Mitte April rollten die Baumaschinen an, begannen die Arbeiten am Kanal am unteren Ende der Straße Steile Gasse in Knickhagen. Mitte September sollen dort und in der Straße Im Hainbach die Kanäle saniert, neue Wasserleitungen verlegt und die Fahrbahnen komplett erneuert sein, sagt der zuständige Planer Reiner Franke vom Ingenieurbüro Hesse und Partner aus Kassel.

Insgesamt werden in beide Straßen 910.000 Euro investiert, wobei die Anlieger an den Kosten beteiligt werden. Die zahlen 22,20 Euro pro berechnetem Quadratmeter Grundstück statt 13 Euro, die ihnen noch vor einem Jahr mitgeteilt worden waren.

Der geringere Betrag sei nach „ersten Zahlen“ ohne Ausführungsplanung und Bodengutachten auf der Grundlage von „allgemein üblichen Preisen“ ermittelt worden, sagt Franke. Dann habe sich unter anderem herausgestellt, „dass der Belag mit Teer belastet und teuer entsorgt werden musste“ und ein kompletter Bodenaustausch erforderlich wurde.

Die tatsächlichen Baukosten wären laut Planer Franke noch höher ausgefallen, hätte man das Angebot nach erster Ausschreibung im Sommer 2012 nicht als zu teuer eingestuft und neu ausgeschrieben. Dadurch sei ein um 50.000 bis 60.000 Euro günstigeres Ergebnis erzielt worden.

In der Steilen Gasse und Im Buchenhain werden jeweils auf 150 Metern sämtliche Ver- und Entsorgungsleitungen neu verlegt, im Kanalbau der Steilen Gasse zudem vier Energieumwandlungsschächte eingebaut. In diesen Zylindern aus Kunststoff von etwa vier Meter Höhe schießt das Abwasser oben gegen die Zylinderwand und fließt im Strudel unten durch einen Auslass mit geringerer Geschwindigkeit ab.

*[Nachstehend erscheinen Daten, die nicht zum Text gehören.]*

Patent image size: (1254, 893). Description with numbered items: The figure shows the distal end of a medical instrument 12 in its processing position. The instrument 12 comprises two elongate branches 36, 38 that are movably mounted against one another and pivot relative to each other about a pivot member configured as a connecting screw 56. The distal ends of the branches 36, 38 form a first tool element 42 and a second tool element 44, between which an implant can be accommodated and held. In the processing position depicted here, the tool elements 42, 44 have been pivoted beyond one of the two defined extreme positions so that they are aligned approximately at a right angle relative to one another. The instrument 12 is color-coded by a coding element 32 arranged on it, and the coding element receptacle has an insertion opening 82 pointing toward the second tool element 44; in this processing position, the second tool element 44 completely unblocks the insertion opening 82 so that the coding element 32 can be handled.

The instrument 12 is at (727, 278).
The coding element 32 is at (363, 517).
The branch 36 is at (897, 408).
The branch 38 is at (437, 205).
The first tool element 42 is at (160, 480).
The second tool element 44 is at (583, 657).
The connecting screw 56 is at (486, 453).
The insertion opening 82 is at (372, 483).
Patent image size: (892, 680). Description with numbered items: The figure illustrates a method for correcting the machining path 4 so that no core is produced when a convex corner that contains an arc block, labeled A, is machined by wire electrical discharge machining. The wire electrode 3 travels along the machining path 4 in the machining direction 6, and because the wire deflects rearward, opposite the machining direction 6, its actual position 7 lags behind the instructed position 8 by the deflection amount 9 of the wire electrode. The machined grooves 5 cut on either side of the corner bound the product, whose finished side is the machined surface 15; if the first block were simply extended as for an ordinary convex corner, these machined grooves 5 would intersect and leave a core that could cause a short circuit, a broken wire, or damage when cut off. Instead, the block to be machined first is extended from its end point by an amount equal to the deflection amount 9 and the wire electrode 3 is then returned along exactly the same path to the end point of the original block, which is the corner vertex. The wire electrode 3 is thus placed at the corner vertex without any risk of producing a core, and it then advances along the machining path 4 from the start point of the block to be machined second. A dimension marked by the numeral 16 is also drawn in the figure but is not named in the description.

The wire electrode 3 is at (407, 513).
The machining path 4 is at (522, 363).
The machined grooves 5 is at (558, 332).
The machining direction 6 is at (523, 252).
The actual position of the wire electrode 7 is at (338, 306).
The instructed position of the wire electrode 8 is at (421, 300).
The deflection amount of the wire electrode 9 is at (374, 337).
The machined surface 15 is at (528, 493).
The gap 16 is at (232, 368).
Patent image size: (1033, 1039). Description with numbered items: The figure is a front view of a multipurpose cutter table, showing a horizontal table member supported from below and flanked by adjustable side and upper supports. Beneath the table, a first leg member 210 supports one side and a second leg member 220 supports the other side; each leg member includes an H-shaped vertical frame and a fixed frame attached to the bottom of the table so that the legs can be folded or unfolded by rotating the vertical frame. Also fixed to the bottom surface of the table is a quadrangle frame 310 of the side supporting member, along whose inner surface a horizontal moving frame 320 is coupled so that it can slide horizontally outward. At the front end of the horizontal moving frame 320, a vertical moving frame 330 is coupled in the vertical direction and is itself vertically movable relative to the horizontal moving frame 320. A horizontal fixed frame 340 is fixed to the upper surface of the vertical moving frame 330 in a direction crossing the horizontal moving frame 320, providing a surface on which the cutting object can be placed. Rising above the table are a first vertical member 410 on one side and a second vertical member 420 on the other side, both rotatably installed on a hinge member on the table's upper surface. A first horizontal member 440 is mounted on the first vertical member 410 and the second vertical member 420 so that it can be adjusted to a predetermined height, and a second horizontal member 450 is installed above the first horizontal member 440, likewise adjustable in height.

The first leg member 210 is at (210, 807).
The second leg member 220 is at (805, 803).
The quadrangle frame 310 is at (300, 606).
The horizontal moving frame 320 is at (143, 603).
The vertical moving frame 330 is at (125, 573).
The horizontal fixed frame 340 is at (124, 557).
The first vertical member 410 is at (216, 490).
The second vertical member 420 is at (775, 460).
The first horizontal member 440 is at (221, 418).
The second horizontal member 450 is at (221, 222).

So könne das Gefälle der Straße von bis zu zwölf Prozent ausgeglichen und mehr Abwasser abgeleitet werden, als schieße es ungesteuert auf die Kanalquerung am Ende der Steilen Gasse und führe dort zum Rückstau, sagt Franke.

Hintergrund: Beitrag für Straßenbau

Die Straßen Steile Gasse und Im Buchenhain sind laut Gemeindeverwaltung reine Anliegerstraßen. Daher wird deren Neubau (ohne die Sanierungskosten für Kanal und Wasserleitungen) zu 75 Prozent auf die Eigentümer der angrenzenden Grundstücke umgelegt. Dabei spielt die Größe der Fläche eine Rolle, die erschlossen wird.

Die Bescheide über Vorausleistungen - genau wird nach Ende der Arbeiten abgerechnet - machen für die Anlieger der Steilen Gasse insgesamt 149 250 Euro aus. Im Buchenhain werden auf die Grundstückseigentümer 170 625 Euro umgelegt.

Für Eckgrundstücke, die an einer sanierten Straße liegen, gilt eine Berechnungsgrundlage von zwei Drittel des Straßenbeitrags. Grenzt das Grundstück an zwei Straßen, die saniert werden, sind zweimal zwei Drittel fällig. Pro Quadratmeter Grundstück werden in Knickhagen 22,20 Euro erhoben. Vor einem Jahr war ein Betrag von 13 Euro genannt worden.